Lúcio digitou no documento:
[O apocalipse chegou: fantasmas errantes, enxames de insetos, bestas devoradoras… Apenas os Pokémon de planta em quem você confia podem proteger sua vida e seu quintal.]
[Bob, seu vizinho, mestre lendário dos Pokémon de planta, será seu aliado mais fiel, junto a você na defesa contra a invasão dos Pokémon…]
Lúcio fez uma pausa.
“Esse enredo… está no tom certo!”
Embora pudesse usar os gráficos originais,
no fórum de desenvolvedores independentes, a maioria dos sprites de Pokémon era de uso livre.
Com apenas cem mil de capital, Lúcio precisava economizar.
Usar Pokémon como personagens facilitava a aceitação e ajudava a divulgar o jogo.
Lúcio murmurou: “Girassol… pode ser substituído pelo Sunkern, sem problemas.”
“A evolução, Sunflora… parece um Girassol duplo!”
Na versão inicial do projeto, Lúcio percebeu que os dois universos realmente podiam se integrar perfeitamente.
Por exemplo, o clássico Disparador de Ervilhas podia ser substituído pelo Bellsprout.
A resistente parede de nozes, por uma Castanha com habilidade [Resistir].

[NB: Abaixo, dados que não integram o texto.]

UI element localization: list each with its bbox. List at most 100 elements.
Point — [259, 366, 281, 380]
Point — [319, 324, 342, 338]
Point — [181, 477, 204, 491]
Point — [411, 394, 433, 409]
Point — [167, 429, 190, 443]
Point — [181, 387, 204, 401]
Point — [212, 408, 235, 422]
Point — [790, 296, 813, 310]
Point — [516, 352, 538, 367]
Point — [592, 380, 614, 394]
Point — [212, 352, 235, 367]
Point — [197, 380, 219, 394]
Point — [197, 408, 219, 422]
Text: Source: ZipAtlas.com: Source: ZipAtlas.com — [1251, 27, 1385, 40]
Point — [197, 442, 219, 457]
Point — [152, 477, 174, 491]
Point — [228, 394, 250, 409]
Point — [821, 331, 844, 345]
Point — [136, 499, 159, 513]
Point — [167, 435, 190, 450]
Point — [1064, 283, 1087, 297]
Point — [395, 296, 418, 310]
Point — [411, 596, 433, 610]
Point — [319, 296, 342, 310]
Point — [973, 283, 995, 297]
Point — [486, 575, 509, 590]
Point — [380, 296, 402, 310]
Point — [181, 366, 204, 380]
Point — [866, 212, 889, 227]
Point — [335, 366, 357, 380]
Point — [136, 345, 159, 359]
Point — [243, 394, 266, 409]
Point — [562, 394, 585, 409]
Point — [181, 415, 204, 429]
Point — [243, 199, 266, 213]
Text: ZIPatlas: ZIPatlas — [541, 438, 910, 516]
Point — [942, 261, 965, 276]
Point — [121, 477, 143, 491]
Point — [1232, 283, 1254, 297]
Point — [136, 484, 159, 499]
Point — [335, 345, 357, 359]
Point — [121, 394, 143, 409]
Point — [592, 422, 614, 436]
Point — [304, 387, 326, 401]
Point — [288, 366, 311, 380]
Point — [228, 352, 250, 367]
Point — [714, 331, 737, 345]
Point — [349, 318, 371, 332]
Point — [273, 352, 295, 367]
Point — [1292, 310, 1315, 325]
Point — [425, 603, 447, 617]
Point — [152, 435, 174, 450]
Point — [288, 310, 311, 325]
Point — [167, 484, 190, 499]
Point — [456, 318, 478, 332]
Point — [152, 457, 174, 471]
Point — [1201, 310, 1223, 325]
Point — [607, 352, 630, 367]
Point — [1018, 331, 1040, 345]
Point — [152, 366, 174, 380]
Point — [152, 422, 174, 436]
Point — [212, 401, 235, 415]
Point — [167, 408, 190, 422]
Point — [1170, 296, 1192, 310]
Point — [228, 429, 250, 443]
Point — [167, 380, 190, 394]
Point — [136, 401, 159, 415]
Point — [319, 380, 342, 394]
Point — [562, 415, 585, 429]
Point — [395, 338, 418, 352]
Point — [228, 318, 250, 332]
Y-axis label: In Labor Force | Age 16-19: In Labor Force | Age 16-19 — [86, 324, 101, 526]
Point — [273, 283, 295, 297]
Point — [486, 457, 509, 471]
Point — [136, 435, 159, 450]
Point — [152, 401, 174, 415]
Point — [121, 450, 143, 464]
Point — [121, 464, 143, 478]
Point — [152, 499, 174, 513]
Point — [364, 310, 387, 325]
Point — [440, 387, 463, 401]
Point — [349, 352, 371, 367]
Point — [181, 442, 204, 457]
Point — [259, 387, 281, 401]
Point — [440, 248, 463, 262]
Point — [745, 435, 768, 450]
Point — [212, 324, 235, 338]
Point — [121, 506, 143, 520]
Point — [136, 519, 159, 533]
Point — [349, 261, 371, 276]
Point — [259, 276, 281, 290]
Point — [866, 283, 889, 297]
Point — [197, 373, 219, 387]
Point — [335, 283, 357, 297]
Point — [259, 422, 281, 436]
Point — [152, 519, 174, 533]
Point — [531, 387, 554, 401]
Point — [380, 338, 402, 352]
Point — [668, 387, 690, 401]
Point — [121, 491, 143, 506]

Para mapas noturnos ou aquáticos, Pokémon como Shroomish e Lotad encaixavam perfeitamente.
Os tipos de zumbis eram ainda mais simples.
Diversos Mismagius, Cofagrigus, Dusknoir…
E nem só tipos fantasma: Beedrill, Muk, os vilões eternos, também serviam como inimigos.
Sem perceber, Lúcio já havia escrito quase dez mil palavras no documento, e se espreguiçou cansado.
“Um verão inteiro não será suficiente para terminar.”
Estimando o trabalho, Lúcio murmurou.
“Vou precisar montar um estúdio e arranjar alguns colaboradores.”
O primeiro nome que lhe veio à cabeça foi o de Leandro, cuja linha do cabelo era preocupante.
“Sim… Leandro deve ser um craque, é ele mesmo!”